Written language becomes an interface for the musical performance. From there a lot of possibilities are imaginable...
Sounds leave traces on paper and my music becomes readable.
I wish you could read the sound.
I wish you could hear the text.
The worst text can be turned into the most beautiful music, and words that make sense sound good together.

Faraday Drone
Matthew Plummer-Fernandez

作品の写真
  • Matthew Plummer-Fernandez

In 1831 Michael Faraday demonstrated that electricity could be human-powered by means of an electromagnetic device. The divide between human-powered musical instruments and electrical instruments prompted me to go back to that elementary discovery and apply it to the basic creation of a human-powered electronic instrument. Winding and manipulating an electric motor by hand create electrical and magnetic fields. These equate to drone sounds of controllable pitch, volume and human nuances when transferred to a speaker.
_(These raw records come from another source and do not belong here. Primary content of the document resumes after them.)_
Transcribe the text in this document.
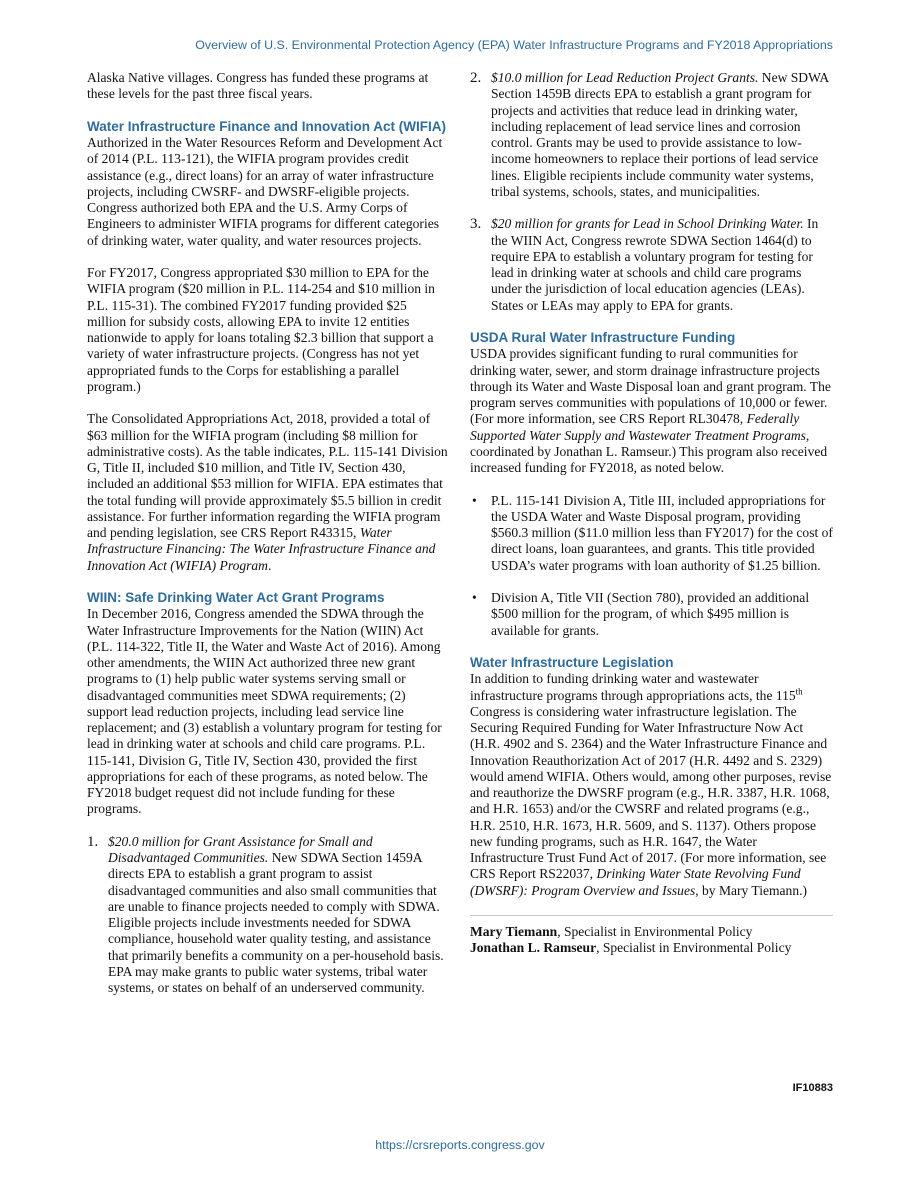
Overview of U.S. Environmental Protection Agency (EPA) Water Infrastructure Programs and FY2018 Appropriations

Alaska Native villages. Congress has funded these programs at these levels for the past three fiscal years.

Water Infrastructure Finance and Innovation Act (WIFIA)

Authorized in the Water Resources Reform and Development Act of 2014 (P.L. 113-121), the WIFIA program provides credit assistance (e.g., direct loans) for an array of water infrastructure projects, including CWSRF- and DWSRF-eligible projects. Congress authorized both EPA and the U.S. Army Corps of Engineers to administer WIFIA programs for different categories of drinking water, water quality, and water resources projects.

For FY2017, Congress appropriated $30 million to EPA for the WIFIA program ($20 million in P.L. 114-254 and $10 million in P.L. 115-31). The combined FY2017 funding provided $25 million for subsidy costs, allowing EPA to invite 12 entities nationwide to apply for loans totaling $2.3 billion that support a variety of water infrastructure projects. (Congress has not yet appropriated funds to the Corps for establishing a parallel program.)

The Consolidated Appropriations Act, 2018, provided a total of $63 million for the WIFIA program (including $8 million for administrative costs). As the table indicates, P.L. 115-141 Division G, Title II, included $10 million, and Title IV, Section 430, included an additional $53 million for WIFIA. EPA estimates that the total funding will provide approximately $5.5 billion in credit assistance. For further information regarding the WIFIA program and pending legislation, see CRS Report R43315, Water Infrastructure Financing: The Water Infrastructure Finance and Innovation Act (WIFIA) Program.

WIIN: Safe Drinking Water Act Grant Programs

In December 2016, Congress amended the SDWA through the Water Infrastructure Improvements for the Nation (WIIN) Act (P.L. 114-322, Title II, the Water and Waste Act of 2016). Among other amendments, the WIIN Act authorized three new grant programs to (1) help public water systems serving small or disadvantaged communities meet SDWA requirements; (2) support lead reduction projects, including lead service line replacement; and (3) establish a voluntary program for testing for lead in drinking water at schools and child care programs. P.L. 115-141, Division G, Title IV, Section 430, provided the first appropriations for each of these programs, as noted below. The FY2018 budget request did not include funding for these programs.

1. $20.0 million for Grant Assistance for Small and Disadvantaged Communities. New SDWA Section 1459A directs EPA to establish a grant program to assist disadvantaged communities and also small communities that are unable to finance projects needed to comply with SDWA. Eligible projects include investments needed for SDWA compliance, household water quality testing, and assistance that primarily benefits a community on a per-household basis. EPA may make grants to public water systems, tribal water systems, or states on behalf of an underserved community.
2. $10.0 million for Lead Reduction Project Grants. New SDWA Section 1459B directs EPA to establish a grant program for projects and activities that reduce lead in drinking water, including replacement of lead service lines and corrosion control. Grants may be used to provide assistance to low-income homeowners to replace their portions of lead service lines. Eligible recipients include community water systems, tribal systems, schools, states, and municipalities.
3. $20 million for grants for Lead in School Drinking Water. In the WIIN Act, Congress rewrote SDWA Section 1464(d) to require EPA to establish a voluntary program for testing for lead in drinking water at schools and child care programs under the jurisdiction of local education agencies (LEAs). States or LEAs may apply to EPA for grants.
USDA Rural Water Infrastructure Funding

USDA provides significant funding to rural communities for drinking water, sewer, and storm drainage infrastructure projects through its Water and Waste Disposal loan and grant program. The program serves communities with populations of 10,000 or fewer. (For more information, see CRS Report RL30478, Federally Supported Water Supply and Wastewater Treatment Programs, coordinated by Jonathan L. Ramseur.) This program also received increased funding for FY2018, as noted below.

• P.L. 115-141 Division A, Title III, included appropriations for the USDA Water and Waste Disposal program, providing $560.3 million ($11.0 million less than FY2017) for the cost of direct loans, loan guarantees, and grants. This title provided USDA’s water programs with loan authority of $1.25 billion.
• Division A, Title VII (Section 780), provided an additional $500 million for the program, of which $495 million is available for grants.
Water Infrastructure Legislation

In addition to funding drinking water and wastewater infrastructure programs through appropriations acts, the 115th Congress is considering water infrastructure legislation. The Securing Required Funding for Water Infrastructure Now Act (H.R. 4902 and S. 2364) and the Water Infrastructure Finance and Innovation Reauthorization Act of 2017 (H.R. 4492 and S. 2329) would amend WIFIA. Others would, among other purposes, revise and reauthorize the DWSRF program (e.g., H.R. 3387, H.R. 1068, and H.R. 1653) and/or the CWSRF and related programs (e.g., H.R. 2510, H.R. 1673, H.R. 5609, and S. 1137). Others propose new funding programs, such as H.R. 1647, the Water Infrastructure Trust Fund Act of 2017. (For more information, see CRS Report RS22037, Drinking Water State Revolving Fund (DWSRF): Program Overview and Issues, by Mary Tiemann.)

Mary Tiemann, Specialist in Environmental Policy
Jonathan L. Ramseur, Specialist in Environmental Policy
IF10883
https://crsreports.congress.gov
The human-generated electrical signal can be further processed by analogue and digital means to create a wider range of textures and timbres.

Ceramic Sound Landscape
Jozephine Duker

作品の写真
  • Jozephine Duker

The Sound Landscape, consisting of porcelain bowls on flexible rubber feet, invites people to play music, using their hands or everyday objects like a pen. A moment of pleasure and musicality is created when walking from one place to another in an office building or school, for example. A single mould is used to cast the ceramic bowls in different thicknesses and sizes. This creates the different tones, which are structured in a grid from low to high. This allows people to explore the surface and to learn to play it.

Daily Tempo
Yiting Cheng and Ting-Chung Cheng

作品の写真
  • Yiting Cheng
  • Ting-Chung Cheng

People have different paces in their daily lives. Through the movements of “putting on clothes” as a basic everyday activity, we want to create a wearable instrument which produces sounds that reflect users’ daily habits, rhythms, emotions and tastes in music. We use clothing elements including buttons, zip fasteners, velcro and pins, each assigned a different function, such as beats, notes, effects and choosing music genres. The users have to practice on the instrument to find sound combinations. And the sounds they make with their body movements will create the visual and audible performance.

Knitting Scanner
Azusa Murakami

作品の写真
  • Azusa Murakami

The Knitting Scanner reads patterns in knitted garments and translates them into music. Knitting was chosen as a way of making music visually tangible as they share many similar qualities: rhythm, pattern, structure, language, and improvement through constant repetition. Initially two aspects of knitting were explored for their potential musical translation, the movement of the needles, and the patterns in the knitting. After parallel investigations with prototypes, the pattern reader was chosen as it had more strength as a project for the possibilities of exploring the cultural and interactive aspects of knitting.